The students, she said, require additional support for a variety of reasons, including gang violence, incarcerated parents, and psychological trauma. Gompers staff claimed that, besides an achievement gap, there is a lack of site control over resources, insufficient district support and inadequate safety and security.
The school is 53 percent Latino, 35 percent African-American, 10 percent Asian and two percent white. Last year’s test scores reveal that 13.6 percent of the students are proficient in English/language arts and 16 percent are proficient in math.
In the classroom, discipline overrules instruction daily, said Cecil Lytle, provost and professor at UCSD. “We want to move from a culture of survival to a culture of learning,” he said.
To accomplish this goal, Gompers will begin next fall as a charter school in partnership with UCSD – in the tradition of the Preuss School, a highly successful, grades 6-12 charter school on the UCSD campus.
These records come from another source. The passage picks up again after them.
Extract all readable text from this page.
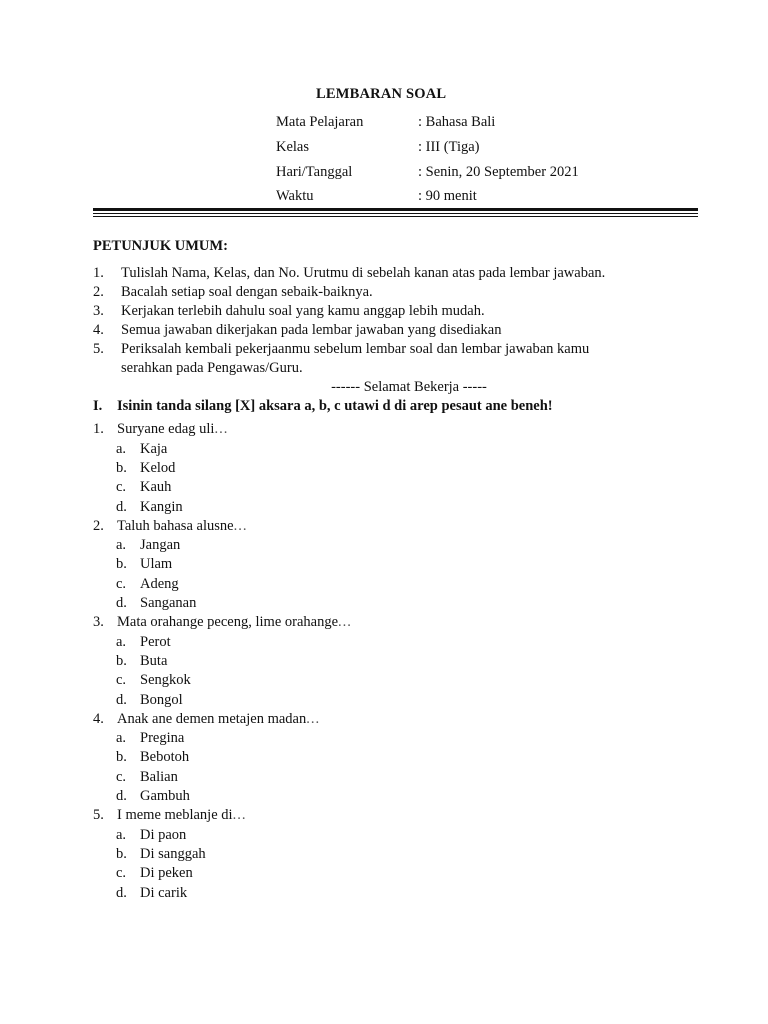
LEMBARAN SOAL
Mata Pelajaran	: Bahasa Bali
Kelas	: III (Tiga)
Hari/Tanggal	: Senin, 20 September 2021
Waktu	: 90 menit
PETUNJUK UMUM:
1. Tulislah Nama, Kelas, dan No. Urutmu di sebelah kanan atas pada lembar jawaban.
2. Bacalah setiap soal dengan sebaik-baiknya.
3. Kerjakan terlebih dahulu soal yang kamu anggap lebih mudah.
4. Semua jawaban dikerjakan pada lembar jawaban yang disediakan
5. Periksalah kembali pekerjaanmu sebelum lembar soal dan lembar jawaban kamu
serahkan pada Pengawas/Guru.
------ Selamat Bekerja -----
I. Isinin tanda silang [X] aksara a, b, c utawi d di arep pesaut ane beneh!
1. Suryane edag uli...
a. Kaja
b. Kelod
c. Kauh
d. Kangin
2. Taluh bahasa alusne...
a. Jangan
b. Ulam
c. Adeng
d. Sanganan
3. Mata orahange peceng, lime orahange...
a. Perot
b. Buta
c. Sengkok
d. Bongol
4. Anak ane demen metajen madan...
a. Pregina
b. Bebotoh
c. Balian
d. Gambuh
5. I meme meblanje di...
a. Di paon
b. Di sanggah
c. Di peken
d. Di carik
Preuss, begun in 1999, has become hugely successful, with some of the highest test scores in the county and 90 percent of its graduating class accepted to four-year colleges last year. Students attending Preuss live in the same neighborhood as Gompers.
“In fact, we pick up [for Preuss] right in front of Gompers,” said UCSD professor Bud Mehan.
Using the Preuss model, Gompers will have a longer school year and a longer school day, required attendance, smaller class sizes, after-school and Saturday tutoring, active parental involvement, required school uniforms, and parent education courses. The charter’s governing board will have the power to hire and fire its own staff and set salaries.
Mehan, who said he was “flabbergasted” at the unanimous vote, acknowledges that the project will be more difficult because the school will not be located on the UCSD campus.
“But we will bring the lessons learned from Preuss to bear,” he said. “It has to be academically rigorous, and we will provide that.”